Part 2: Creating a workshop on Data Mining

Linh Ngo
Clemson University

After the first workshop on Data Mining was offered, we have had several follow-up appointments from participants of the workshop. While majority of these meeting involved clarifying details from the workshop, several of them were about techniques to developing specific data mining scenarios in actual research work, which were not covered in the workshop.

Based on previous workshop’ user feedback and contents of the follow-up meetings, we decide to modify our workshop to reflect users’ needs. More specifically, we decide to drop the following materials:

From Module 1, we remove the sections about real time data mining (acquiring data from data feeds and streaming Twitter data).
Module 2 is dropped completely.
From Module 3, we drop the sections about inserting data into SQL storages. Instead, we repeat the lessons learned from Module 1 about saving and organizing mined data as HTML files.

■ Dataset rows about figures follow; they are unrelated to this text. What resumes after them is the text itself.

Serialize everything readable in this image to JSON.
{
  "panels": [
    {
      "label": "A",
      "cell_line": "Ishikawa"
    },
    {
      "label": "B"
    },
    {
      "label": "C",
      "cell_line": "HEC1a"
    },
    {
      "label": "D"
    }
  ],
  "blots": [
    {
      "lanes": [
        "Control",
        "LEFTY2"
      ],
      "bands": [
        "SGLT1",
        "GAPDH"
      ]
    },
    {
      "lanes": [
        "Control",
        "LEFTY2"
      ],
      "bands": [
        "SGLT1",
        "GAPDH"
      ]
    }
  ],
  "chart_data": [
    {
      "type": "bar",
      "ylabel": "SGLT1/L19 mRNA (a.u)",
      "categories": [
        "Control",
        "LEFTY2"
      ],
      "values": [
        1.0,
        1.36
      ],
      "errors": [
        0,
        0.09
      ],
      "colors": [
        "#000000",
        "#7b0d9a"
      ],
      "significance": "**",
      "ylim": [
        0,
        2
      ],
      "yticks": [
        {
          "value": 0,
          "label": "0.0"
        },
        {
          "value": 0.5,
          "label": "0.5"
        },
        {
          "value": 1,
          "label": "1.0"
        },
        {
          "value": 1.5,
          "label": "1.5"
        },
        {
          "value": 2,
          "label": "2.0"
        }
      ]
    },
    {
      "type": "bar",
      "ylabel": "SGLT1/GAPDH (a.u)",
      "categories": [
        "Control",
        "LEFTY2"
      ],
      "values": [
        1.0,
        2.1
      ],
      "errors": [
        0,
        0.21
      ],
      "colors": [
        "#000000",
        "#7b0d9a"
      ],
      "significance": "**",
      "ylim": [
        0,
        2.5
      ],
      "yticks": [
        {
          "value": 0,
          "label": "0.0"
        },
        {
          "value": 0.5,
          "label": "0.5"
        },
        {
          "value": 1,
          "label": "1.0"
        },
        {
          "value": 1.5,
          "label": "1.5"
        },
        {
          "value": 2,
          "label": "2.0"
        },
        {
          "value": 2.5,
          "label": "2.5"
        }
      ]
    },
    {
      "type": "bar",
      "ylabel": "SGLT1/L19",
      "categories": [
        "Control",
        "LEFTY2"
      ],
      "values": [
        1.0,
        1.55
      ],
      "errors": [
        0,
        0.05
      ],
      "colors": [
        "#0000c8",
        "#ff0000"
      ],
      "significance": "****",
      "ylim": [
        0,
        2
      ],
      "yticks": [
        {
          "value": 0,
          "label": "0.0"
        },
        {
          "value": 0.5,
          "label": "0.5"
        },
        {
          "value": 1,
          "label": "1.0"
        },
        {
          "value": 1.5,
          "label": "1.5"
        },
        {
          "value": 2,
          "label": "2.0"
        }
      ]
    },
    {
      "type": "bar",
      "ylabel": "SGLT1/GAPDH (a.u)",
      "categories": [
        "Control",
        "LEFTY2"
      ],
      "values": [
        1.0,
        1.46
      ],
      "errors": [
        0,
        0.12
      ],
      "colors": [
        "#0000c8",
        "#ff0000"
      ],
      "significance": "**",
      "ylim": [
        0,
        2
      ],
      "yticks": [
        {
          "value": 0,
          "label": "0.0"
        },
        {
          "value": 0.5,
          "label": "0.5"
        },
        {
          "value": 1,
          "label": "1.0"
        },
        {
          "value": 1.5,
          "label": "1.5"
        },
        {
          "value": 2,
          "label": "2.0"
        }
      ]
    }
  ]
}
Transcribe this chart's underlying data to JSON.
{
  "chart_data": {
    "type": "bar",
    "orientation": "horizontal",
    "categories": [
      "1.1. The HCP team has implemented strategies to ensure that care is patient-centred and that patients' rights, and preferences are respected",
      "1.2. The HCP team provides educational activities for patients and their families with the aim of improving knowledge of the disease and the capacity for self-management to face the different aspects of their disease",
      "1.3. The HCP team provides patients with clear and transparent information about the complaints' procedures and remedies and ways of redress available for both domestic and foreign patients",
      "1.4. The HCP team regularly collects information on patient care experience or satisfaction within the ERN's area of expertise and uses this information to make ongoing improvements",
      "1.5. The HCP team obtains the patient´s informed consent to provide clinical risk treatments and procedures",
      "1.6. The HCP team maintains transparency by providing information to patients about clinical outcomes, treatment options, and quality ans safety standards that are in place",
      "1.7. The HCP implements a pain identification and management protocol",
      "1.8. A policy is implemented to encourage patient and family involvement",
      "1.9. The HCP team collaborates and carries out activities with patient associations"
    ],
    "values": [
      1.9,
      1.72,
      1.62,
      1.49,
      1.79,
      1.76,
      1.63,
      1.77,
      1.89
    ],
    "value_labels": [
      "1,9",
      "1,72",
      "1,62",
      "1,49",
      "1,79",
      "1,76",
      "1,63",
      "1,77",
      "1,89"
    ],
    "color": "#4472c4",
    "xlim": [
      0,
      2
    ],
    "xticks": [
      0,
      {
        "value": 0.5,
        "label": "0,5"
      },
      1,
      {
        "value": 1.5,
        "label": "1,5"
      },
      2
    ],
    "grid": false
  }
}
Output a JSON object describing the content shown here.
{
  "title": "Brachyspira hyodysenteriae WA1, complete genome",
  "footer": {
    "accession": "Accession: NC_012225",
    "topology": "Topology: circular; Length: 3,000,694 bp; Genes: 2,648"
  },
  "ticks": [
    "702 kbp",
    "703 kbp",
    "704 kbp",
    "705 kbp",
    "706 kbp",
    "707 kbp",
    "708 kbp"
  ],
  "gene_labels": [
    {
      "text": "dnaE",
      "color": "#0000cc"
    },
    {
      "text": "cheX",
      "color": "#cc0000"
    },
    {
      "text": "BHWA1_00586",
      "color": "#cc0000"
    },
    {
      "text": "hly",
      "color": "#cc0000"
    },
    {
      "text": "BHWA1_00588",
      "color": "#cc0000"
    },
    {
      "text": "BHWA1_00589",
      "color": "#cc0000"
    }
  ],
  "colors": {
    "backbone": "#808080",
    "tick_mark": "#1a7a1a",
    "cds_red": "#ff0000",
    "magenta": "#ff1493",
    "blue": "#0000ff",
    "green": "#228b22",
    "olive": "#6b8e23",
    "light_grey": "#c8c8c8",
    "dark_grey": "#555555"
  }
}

We also add a new module on mining online data via a headless browser to support data collection on websites that deliver data as dynamic packages, which are not included with the original HTML source code. In addition, we also added a number of challenges for users to try out on their own. The modules for the updated workshop were organized as follows:

Module 1: Data acquisition.

In this module, we first show participants how to download from a static link using R. We emphasize that even in the case where there is only one data file to be downloaded, it is preferable to embed the downloading process into the workflow rather than to have two separate processes, one to manually download the data and the other to load the data into R. Next, we leverage this knowledge to demonstrate how to download multiple data files from websites that have a consistent structural organization (i.e. NCSES’ academic institution profiles). The acquired data are compressed Excel files (tables with header and footers). Throughout the acquisition process, we can also show participants issues such as how to organize downloaded data.

Module 2: Online data crawl from static websites.

In this module, participants learn how to mine data directly off of web pages (i.e., Yelp, AirBnb, Ebay …) through R. Using Yelp as an example, we demonstrate how users can first acquire the HTML data then to extract relevant data elements by identifying the corresponding tags via examining and comparing the in-browser HTML source. Extracted data are organized and inserted into HTML files, and are post-processed afterward.

Module 3: Online data crawl from dynamic websites using headless browser.

We come back to another form of web-based data acquisition in this module. This time, the desired contents are not part of the original HTML source even though they are displayed on the browser. To acquire these data, participants learn how to use R to drive a headless browser (phantomjs) that can load and save the page source code as it appears, and subsequently extract the data.

Module 4: Data mining via large-scale computing resources

In this module, participants will reorganize and combine the codes from the previous module into an R script, which can be embedded into a PBS submission script. Participants will learn how they can submit this script and let Clemson University’s Palmetto Supercomputer run the data mining process for them.

The updated version workshop was offered to Clemson’s research community in October 2017. The attendance of this workshops has dropped to 60% attendance. Similar to the first workshop, the primary participants come from non-traditional research computing areas such as economics and management. Post workshop survey shows a rating of 4.9 out of 5, a significant improvement from the previous version of the workshop. Half of the feedback do not have anything negative to say about the workshop. The remaining critical feedback still thinks that the workshop is “a little too fast” and “sometimes very fast.” On the other hand, one positive feedback states that they were able to follow the workshop even with minimal R knowledge. The critical feedback also call for more challenges to be done by the participants. The updated version of the workshop has become the master branch on https://github.com/clemsonciti/data-mining-r-workshop, and the previous version is stored on the 1.0 branch.

In conclusion, data mining skills have been considered a critical skill across different disciplines, particularly business, humanities, and social sciences. By developing and adjusting a data mining workshop based on users’ feedback, we were able to properly address a training need at our institution.